Although information concerning this revusical's storyline is scarce, Harry Little's portrayal of a Wooloomooloo tough came in for special mention in a review published in the February 1917 issue of the Theatre. Describing his impersonation as having been done 'to a tick', the magazine's variety critic, X-ray, cites the following lines from Loo-ite Blister as he complains about his wife: 'She wouldn't give me a deener... and she had a day's washing yesterday.' One of Jack Kearns's amusing lines, according to the same review, was 'Don't you call me a loafer or I'll have you up on definition of character' (p.46).

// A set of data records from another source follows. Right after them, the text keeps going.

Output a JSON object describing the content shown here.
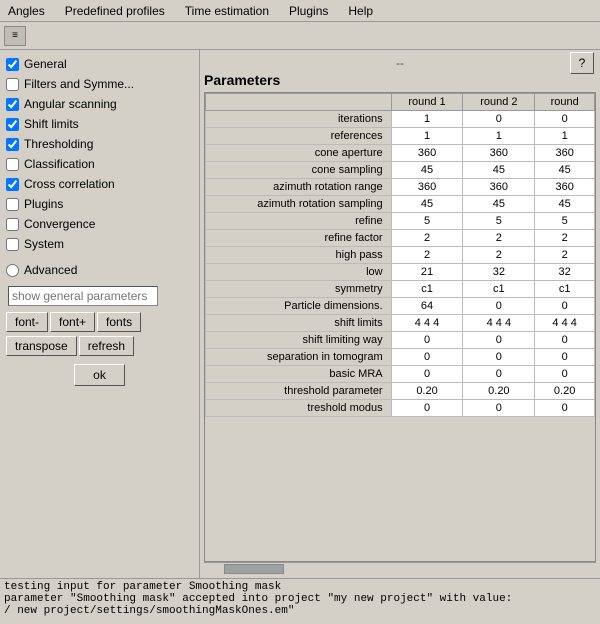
{
  "menubar": {
    "items": [
      "Angles",
      "Predefined profiles",
      "Time estimation",
      "Plugins",
      "Help"
    ]
  },
  "toolbar": {
    "icon_label": "≡"
  },
  "dash": "--",
  "help_btn": "?",
  "params": {
    "title": "Parameters",
    "columns": [
      "round 1",
      "round 2",
      "round"
    ],
    "rows": [
      {
        "label": "iterations",
        "r1": "1",
        "r2": "0",
        "r3": "0"
      },
      {
        "label": "references",
        "r1": "1",
        "r2": "1",
        "r3": "1"
      },
      {
        "label": "cone aperture",
        "r1": "360",
        "r2": "360",
        "r3": "360"
      },
      {
        "label": "cone sampling",
        "r1": "45",
        "r2": "45",
        "r3": "45"
      },
      {
        "label": "azimuth rotation range",
        "r1": "360",
        "r2": "360",
        "r3": "360"
      },
      {
        "label": "azimuth rotation sampling",
        "r1": "45",
        "r2": "45",
        "r3": "45"
      },
      {
        "label": "refine",
        "r1": "5",
        "r2": "5",
        "r3": "5"
      },
      {
        "label": "refine factor",
        "r1": "2",
        "r2": "2",
        "r3": "2"
      },
      {
        "label": "high pass",
        "r1": "2",
        "r2": "2",
        "r3": "2"
      },
      {
        "label": "low",
        "r1": "21",
        "r2": "32",
        "r3": "32"
      },
      {
        "label": "symmetry",
        "r1": "c1",
        "r2": "c1",
        "r3": "c1"
      },
      {
        "label": "Particle dimensions.",
        "r1": "64",
        "r2": "0",
        "r3": "0"
      },
      {
        "label": "shift limits",
        "r1": "4 4 4",
        "r2": "4 4 4",
        "r3": "4 4 4"
      },
      {
        "label": "shift limiting way",
        "r1": "0",
        "r2": "0",
        "r3": "0"
      },
      {
        "label": "separation in tomogram",
        "r1": "0",
        "r2": "0",
        "r3": "0"
      },
      {
        "label": "basic MRA",
        "r1": "0",
        "r2": "0",
        "r3": "0"
      },
      {
        "label": "threshold parameter",
        "r1": "0.20",
        "r2": "0.20",
        "r3": "0.20"
      },
      {
        "label": "treshold modus",
        "r1": "0",
        "r2": "0",
        "r3": "0"
      }
    ]
  },
  "left_panel": {
    "items": [
      {
        "label": "General",
        "checked": true
      },
      {
        "label": "Filters and Symme...",
        "checked": false
      },
      {
        "label": "Angular scanning",
        "checked": true
      },
      {
        "label": "Shift limits",
        "checked": true
      },
      {
        "label": "Thresholding",
        "checked": true
      },
      {
        "label": "Classification",
        "checked": false
      },
      {
        "label": "Cross correlation",
        "checked": true
      },
      {
        "label": "Plugins",
        "checked": false
      },
      {
        "label": "Convergence",
        "checked": false
      },
      {
        "label": "System",
        "checked": false
      }
    ],
    "advanced_label": "Advanced",
    "show_general_placeholder": "show general parameters",
    "font_minus": "font-",
    "font_plus": "font+",
    "fonts": "fonts",
    "transpose": "transpose",
    "refresh": "refresh"
  },
  "ok_label": "ok",
  "log": {
    "line1": "testing input for parameter  Smoothing mask",
    "line2": "parameter \"Smoothing mask\" accepted into project \"my new project\" with value:",
    "line3": "/ new project/settings/smoothingMaskOnes.em\""
  }
}
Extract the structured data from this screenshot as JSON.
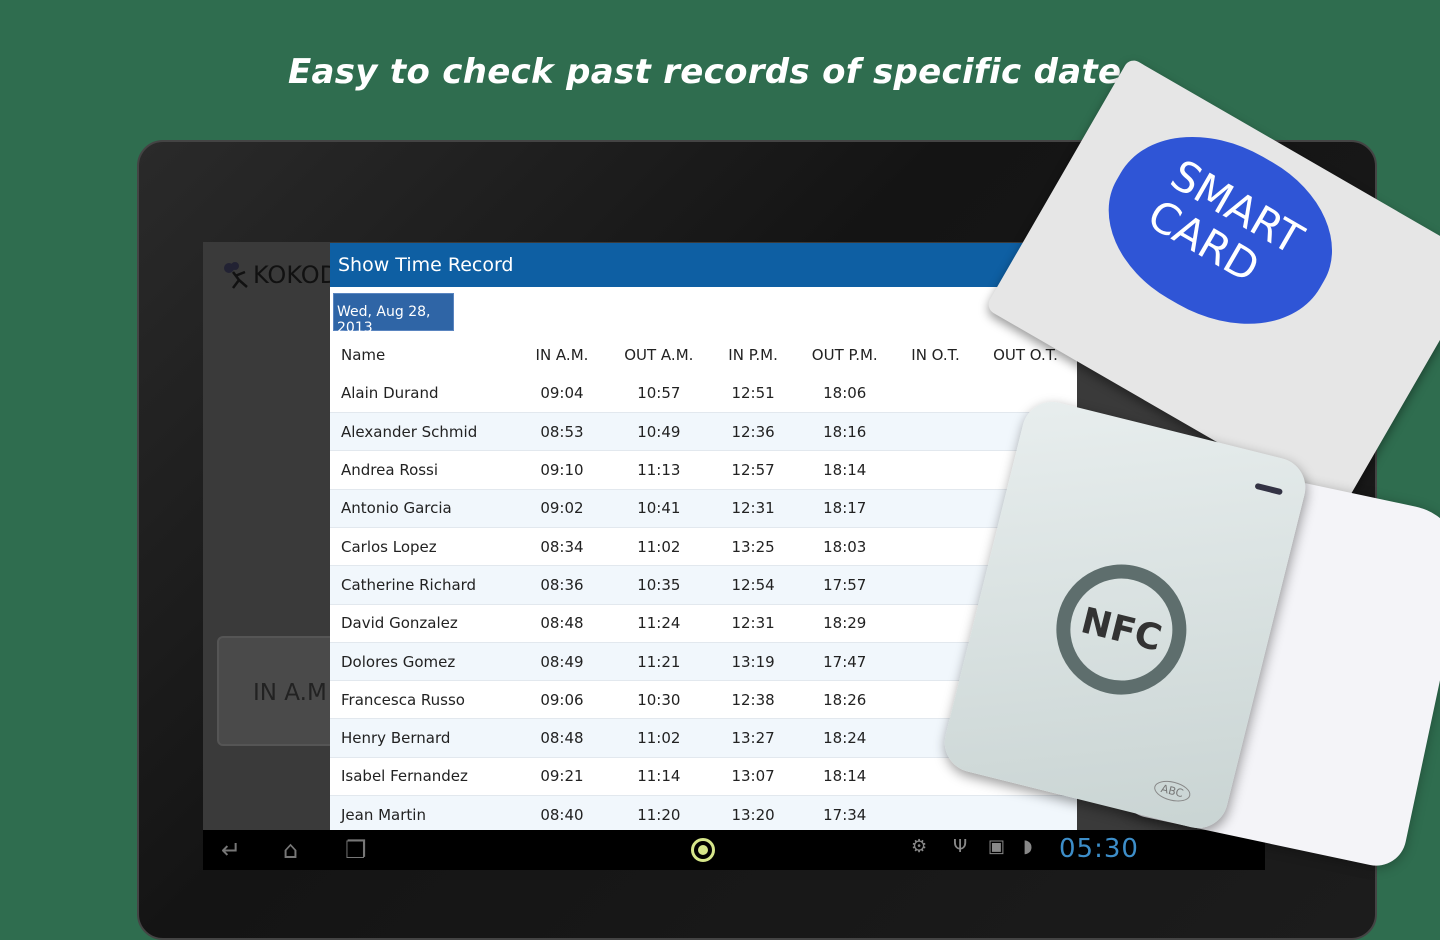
{
  "headline": "Easy to check past records of specific date.",
  "app": {
    "logo_text": "KOKOD",
    "in_am_label": "IN A.M"
  },
  "dialog": {
    "title": "Show Time Record",
    "date": "Wed, Aug 28, 2013",
    "columns": [
      "Name",
      "IN A.M.",
      "OUT A.M.",
      "IN P.M.",
      "OUT P.M.",
      "IN O.T.",
      "OUT O.T."
    ],
    "rows": [
      [
        "Alain Durand",
        "09:04",
        "10:57",
        "12:51",
        "18:06",
        "",
        ""
      ],
      [
        "Alexander Schmid",
        "08:53",
        "10:49",
        "12:36",
        "18:16",
        "",
        ""
      ],
      [
        "Andrea Rossi",
        "09:10",
        "11:13",
        "12:57",
        "18:14",
        "",
        ""
      ],
      [
        "Antonio Garcia",
        "09:02",
        "10:41",
        "12:31",
        "18:17",
        "",
        ""
      ],
      [
        "Carlos Lopez",
        "08:34",
        "11:02",
        "13:25",
        "18:03",
        "",
        ""
      ],
      [
        "Catherine Richard",
        "08:36",
        "10:35",
        "12:54",
        "17:57",
        "",
        ""
      ],
      [
        "David Gonzalez",
        "08:48",
        "11:24",
        "12:31",
        "18:29",
        "",
        ""
      ],
      [
        "Dolores Gomez",
        "08:49",
        "11:21",
        "13:19",
        "17:47",
        "",
        ""
      ],
      [
        "Francesca Russo",
        "09:06",
        "10:30",
        "12:38",
        "18:26",
        "",
        ""
      ],
      [
        "Henry Bernard",
        "08:48",
        "11:02",
        "13:27",
        "18:24",
        "",
        ""
      ],
      [
        "Isabel Fernandez",
        "09:21",
        "11:14",
        "13:07",
        "18:14",
        "",
        ""
      ],
      [
        "Jean Martin",
        "08:40",
        "11:20",
        "13:20",
        "17:34",
        "",
        ""
      ]
    ]
  },
  "navbar": {
    "clock": "05:30",
    "icons": [
      "back-icon",
      "home-icon",
      "recent-apps-icon",
      "camera-icon",
      "android-debug-icon",
      "usb-icon",
      "play-store-icon",
      "nfc-signal-icon"
    ]
  },
  "decor": {
    "card_text": "SMART CARD",
    "reader_text": "NFC",
    "reader_badge": "ABC"
  },
  "colors": {
    "background": "#2f6d4f",
    "title_bar": "#0e5fa3",
    "date_button": "#2f65a6",
    "clock": "#3d8ec9",
    "cloud": "#2f55d6"
  }
}
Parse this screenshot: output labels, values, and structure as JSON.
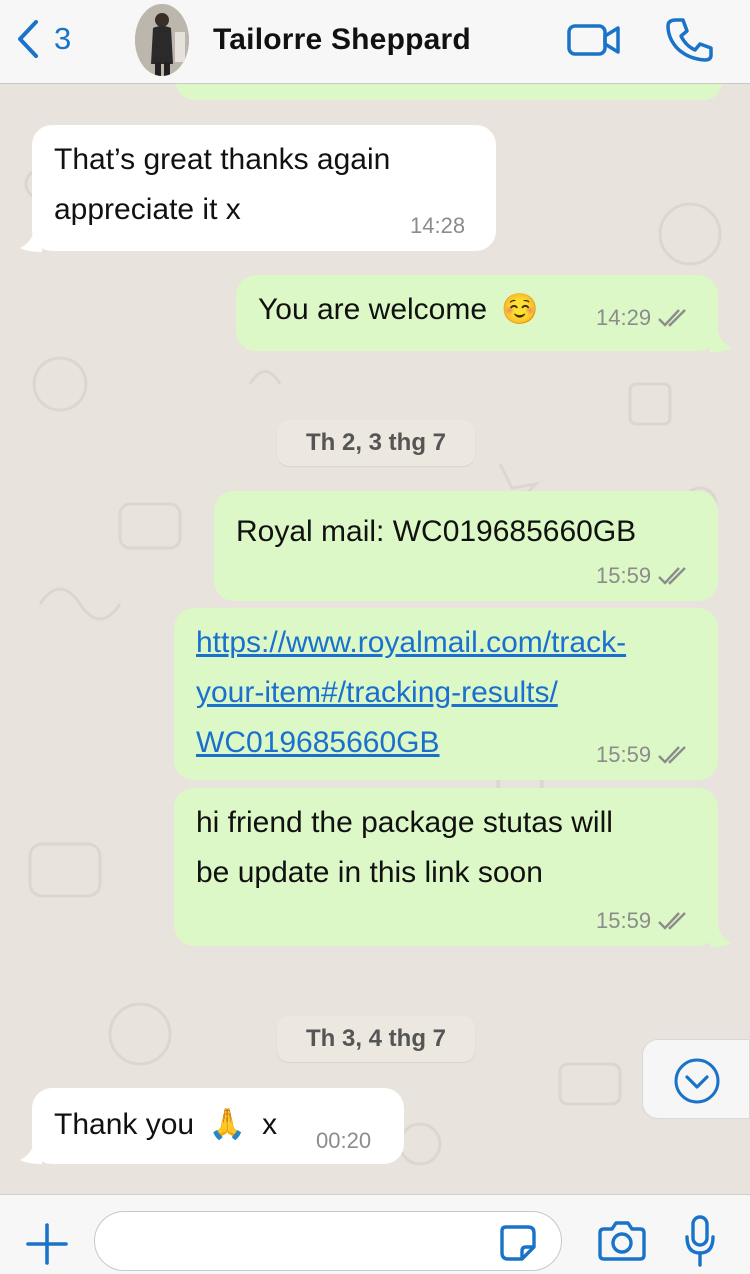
{
  "header": {
    "back_count": "3",
    "contact_name": "Tailorre Sheppard",
    "accent_color": "#1a73c8"
  },
  "messages": [
    {
      "direction": "incoming",
      "text_lines": [
        "That’s great thanks again",
        "appreciate it x"
      ],
      "time": "14:28"
    },
    {
      "direction": "outgoing",
      "text": "You are welcome",
      "emoji": "☺️",
      "time": "14:29",
      "status": "read"
    },
    {
      "direction": "outgoing",
      "text": "Royal mail: WC019685660GB",
      "time": "15:59",
      "status": "read"
    },
    {
      "direction": "outgoing",
      "link_lines": [
        "https://www.royalmail.com/track-",
        "your-item#/tracking-results/",
        "WC019685660GB"
      ],
      "time": "15:59",
      "status": "read"
    },
    {
      "direction": "outgoing",
      "text_lines": [
        "hi friend the package stutas will",
        "be update in this link soon"
      ],
      "time": "15:59",
      "status": "read"
    },
    {
      "direction": "incoming",
      "text": "Thank you",
      "emoji": "🙏",
      "suffix": "x",
      "time": "00:20"
    }
  ],
  "date_separators": [
    "Th 2, 3 thg 7",
    "Th 3, 4 thg 7"
  ],
  "colors": {
    "incoming_bubble": "#ffffff",
    "outgoing_bubble": "#dcf8c6",
    "chat_background": "#e8e3dc",
    "link": "#1a6fcf"
  },
  "composer": {
    "input_value": "",
    "icons": [
      "plus-icon",
      "sticker-icon",
      "camera-icon",
      "microphone-icon"
    ]
  },
  "scroll_down_icon": "chevron-down-circle-icon"
}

In the same production, Elsie Bates and Phyllis Faye played the companion characters Mrs Boko and Mrs Blister, described by X-ray as 'two lairy, shriekingly-funny creations.'
There is an element of confusion over the authorship of this revusical. Arthur Morley's name has not been identified with the first-known production (1917). But the 1917 cast included two men who were in the process of becoming senior writer/producers for Harry Clay: Art Slavin and George Pagden. A review of the Harry Sadler/Princess theatre season (in which Morley did take a role) in the February 1918 issue of the Theatre Magazine indicates, however, that Dockum Street, Woolloomooloo was an Arthur Morley revusical (p.46). Therefore, Morley possibly wrote and even directed the revusical for Clay without acting in the first season.
1917: Bridge Theatre, Newtown (Sydney), 20-26 January.
1917: Harry Clay's Sydney suburban and south-west NSW circuit, ca. January-February.
1917: Harry Clay's NSW/Qld regional tour, April - July.
1918: Princess Theatre, Sydney, 12-18 January.